Against Missouri, Wilson improved tremendously, throwing for 267 yards and one touchdown. Lynn Bowden showed he can be a big-time play-maker as well, catching 13 passes for 166 yards and one return touchdown. But up until 5 minutes left in the game, the Wildcats had only managed 3 points and a little over 300 total yards. Wilson was even benched for a brief period, with the coaching staff opting to go with Gunnar Hoak, who eventually gained 27 yards. Even though Terry bounced back and lead a game-winning drive, being benched even though you had performed terrifically had to have hurt Wilson’s confidence, as he was being punished for bad play-calling.

And finally against Tennessee, Kentucky mustered up 262 yards against a very bad Volunteers team. Kentucky stalled all game long, almost refusing to score any points even though Tennessee fielded one of the worst defenses in the conference. Wilson threw for 172 yards and one touchdown and Snell rushed for 81 yards. But again, the play-calling mirrored that of a stalemate, almost looking like the Wildcats were trying not to score. Now, it’s not all on Gran, at least not in the first half, as the Kentucky receivers dropped numerous passes from Wilson and the offensive line collapsing on nearly every play.

Through the last five games, Kentucky is averaging a significantly less 286.6 yards per game.

So what happened to the offense?

Most notably, teams have figured out how to stop Kentucky. The Wildcats are a one dimensional team, who can pass, yes, but their first, second, and third choice is to run the ball down your throat.

The offensive line is non-existent. Plain and simple. Since the bye week, the line has just not opened up enough holes for Benny, as he has been held under 100 yards in three out of four games. To make matters worse, Wilson has been sacked 12 times in the past three games. He was only sacked 10 times before the Missouri game and that included a six sack game by Texas A&M, in which the offensive struggles became very apparent.

Talks of a quarterback controversy during the best season in school history can’t bode well for your starter, but that is exactly what happened after the Texas A&M game when Stoops admitted they thought of switching QB’s. Wilson had just led Kentucky to a top-15 ranking and the staff was ready to make a change? I don’t care who you have your backup as, you leave your starter in if you’re fielding a nationally ranked team.
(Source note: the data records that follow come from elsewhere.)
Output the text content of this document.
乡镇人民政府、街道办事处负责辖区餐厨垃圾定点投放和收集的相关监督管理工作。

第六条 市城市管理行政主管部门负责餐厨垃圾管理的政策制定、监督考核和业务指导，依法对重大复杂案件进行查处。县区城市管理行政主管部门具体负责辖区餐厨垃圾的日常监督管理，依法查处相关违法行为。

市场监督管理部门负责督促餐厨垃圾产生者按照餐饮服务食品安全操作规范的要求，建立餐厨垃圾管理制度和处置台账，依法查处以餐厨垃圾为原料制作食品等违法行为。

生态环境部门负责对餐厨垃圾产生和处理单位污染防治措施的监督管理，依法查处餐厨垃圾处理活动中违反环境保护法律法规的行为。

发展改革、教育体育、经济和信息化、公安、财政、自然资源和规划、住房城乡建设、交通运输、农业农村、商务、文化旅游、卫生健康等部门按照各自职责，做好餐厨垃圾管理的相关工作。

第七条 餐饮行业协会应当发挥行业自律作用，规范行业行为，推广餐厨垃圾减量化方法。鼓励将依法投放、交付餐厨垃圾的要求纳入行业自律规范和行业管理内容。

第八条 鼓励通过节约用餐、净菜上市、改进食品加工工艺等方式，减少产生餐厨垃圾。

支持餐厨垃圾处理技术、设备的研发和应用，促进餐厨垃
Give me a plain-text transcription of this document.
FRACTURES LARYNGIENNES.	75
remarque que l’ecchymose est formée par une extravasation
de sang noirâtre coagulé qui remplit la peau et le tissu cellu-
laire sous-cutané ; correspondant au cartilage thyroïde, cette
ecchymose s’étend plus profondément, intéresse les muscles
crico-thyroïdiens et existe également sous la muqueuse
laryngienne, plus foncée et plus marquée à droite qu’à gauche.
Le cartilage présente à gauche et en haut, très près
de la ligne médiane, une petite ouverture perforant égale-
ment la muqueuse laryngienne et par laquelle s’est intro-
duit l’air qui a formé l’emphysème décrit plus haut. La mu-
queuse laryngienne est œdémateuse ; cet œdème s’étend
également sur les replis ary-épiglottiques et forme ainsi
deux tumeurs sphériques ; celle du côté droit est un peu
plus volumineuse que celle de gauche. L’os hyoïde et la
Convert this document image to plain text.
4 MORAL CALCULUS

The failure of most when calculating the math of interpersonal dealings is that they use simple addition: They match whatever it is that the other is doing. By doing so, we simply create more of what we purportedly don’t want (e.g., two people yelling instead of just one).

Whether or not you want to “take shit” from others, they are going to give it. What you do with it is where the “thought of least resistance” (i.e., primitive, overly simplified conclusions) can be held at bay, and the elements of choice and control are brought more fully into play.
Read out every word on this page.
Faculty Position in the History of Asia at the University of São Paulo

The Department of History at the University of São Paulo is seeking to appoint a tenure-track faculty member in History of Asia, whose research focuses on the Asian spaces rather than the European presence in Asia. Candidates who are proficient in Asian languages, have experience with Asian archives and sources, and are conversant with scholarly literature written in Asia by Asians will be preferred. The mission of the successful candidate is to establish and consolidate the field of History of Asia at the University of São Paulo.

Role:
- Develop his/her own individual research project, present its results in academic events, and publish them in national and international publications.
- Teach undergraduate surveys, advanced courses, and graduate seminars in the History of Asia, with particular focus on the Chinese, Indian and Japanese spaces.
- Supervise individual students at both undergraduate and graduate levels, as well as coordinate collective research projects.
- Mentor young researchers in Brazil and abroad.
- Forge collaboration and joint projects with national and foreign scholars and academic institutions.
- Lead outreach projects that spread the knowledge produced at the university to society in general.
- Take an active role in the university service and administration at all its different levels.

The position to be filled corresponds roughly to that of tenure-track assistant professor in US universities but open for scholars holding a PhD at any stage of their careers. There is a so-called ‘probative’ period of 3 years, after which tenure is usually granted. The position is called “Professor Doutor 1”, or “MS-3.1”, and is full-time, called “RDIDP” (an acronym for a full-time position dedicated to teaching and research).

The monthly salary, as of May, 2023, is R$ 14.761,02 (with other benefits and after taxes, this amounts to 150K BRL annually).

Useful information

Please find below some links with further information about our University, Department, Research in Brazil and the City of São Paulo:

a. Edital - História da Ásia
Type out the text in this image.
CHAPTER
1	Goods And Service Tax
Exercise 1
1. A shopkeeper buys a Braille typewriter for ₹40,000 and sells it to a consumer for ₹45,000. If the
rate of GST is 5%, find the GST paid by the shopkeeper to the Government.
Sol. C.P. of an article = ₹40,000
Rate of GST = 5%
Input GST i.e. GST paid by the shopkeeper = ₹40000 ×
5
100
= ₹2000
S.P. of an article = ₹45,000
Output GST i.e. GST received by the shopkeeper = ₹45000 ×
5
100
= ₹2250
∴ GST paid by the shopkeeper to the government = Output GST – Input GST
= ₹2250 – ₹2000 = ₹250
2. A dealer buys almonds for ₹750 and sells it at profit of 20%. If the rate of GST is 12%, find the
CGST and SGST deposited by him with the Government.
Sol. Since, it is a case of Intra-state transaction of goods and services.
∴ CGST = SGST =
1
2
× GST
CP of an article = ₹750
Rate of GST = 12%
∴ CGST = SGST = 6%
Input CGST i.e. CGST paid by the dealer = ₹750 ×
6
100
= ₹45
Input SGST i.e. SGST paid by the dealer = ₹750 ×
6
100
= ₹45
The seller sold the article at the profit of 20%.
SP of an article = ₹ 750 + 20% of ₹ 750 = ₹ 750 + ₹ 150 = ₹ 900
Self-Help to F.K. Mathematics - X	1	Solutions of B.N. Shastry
And finally, Eddie Gran has just not performed in the second half of the season in his play-calling. Eddie Gran’s offensive ranks over the past three seasons has been as followed: 61st (2016), 103rd (2017), and 112th (2018). This year’s offensive rank is one spot behind 2-8 Louisville who just fired their head coach and just two spots ahead of Kansas who has 3 wins this season, which is their most wins in a season since 2014 when they won 3 games. Eddie Gran has statistically gotten worse in his tenure at Kentucky and has only scored 50 points since the second half of the South Carolina game. 50 points in the past 5 games, including only 7 offensive touchdowns in the past five games. That is simply unacceptable when you have the best running back in school history, arguably the best tight end in school history, and an NFL caliber wide receiver at your disposal, along with an insanely athletic quarterback.

It may be time to make a change at the offensive coordinator position for the Kentucky Wildcats. With the program finally turning a corner in 2018, you simply can’t have an offensive coordinator weighing you down as you hope to take bigger and better steps as a football program. While Eddie Gran has helped Kentucky get where they are today, stats do not lie and these offensive ranks are very telling.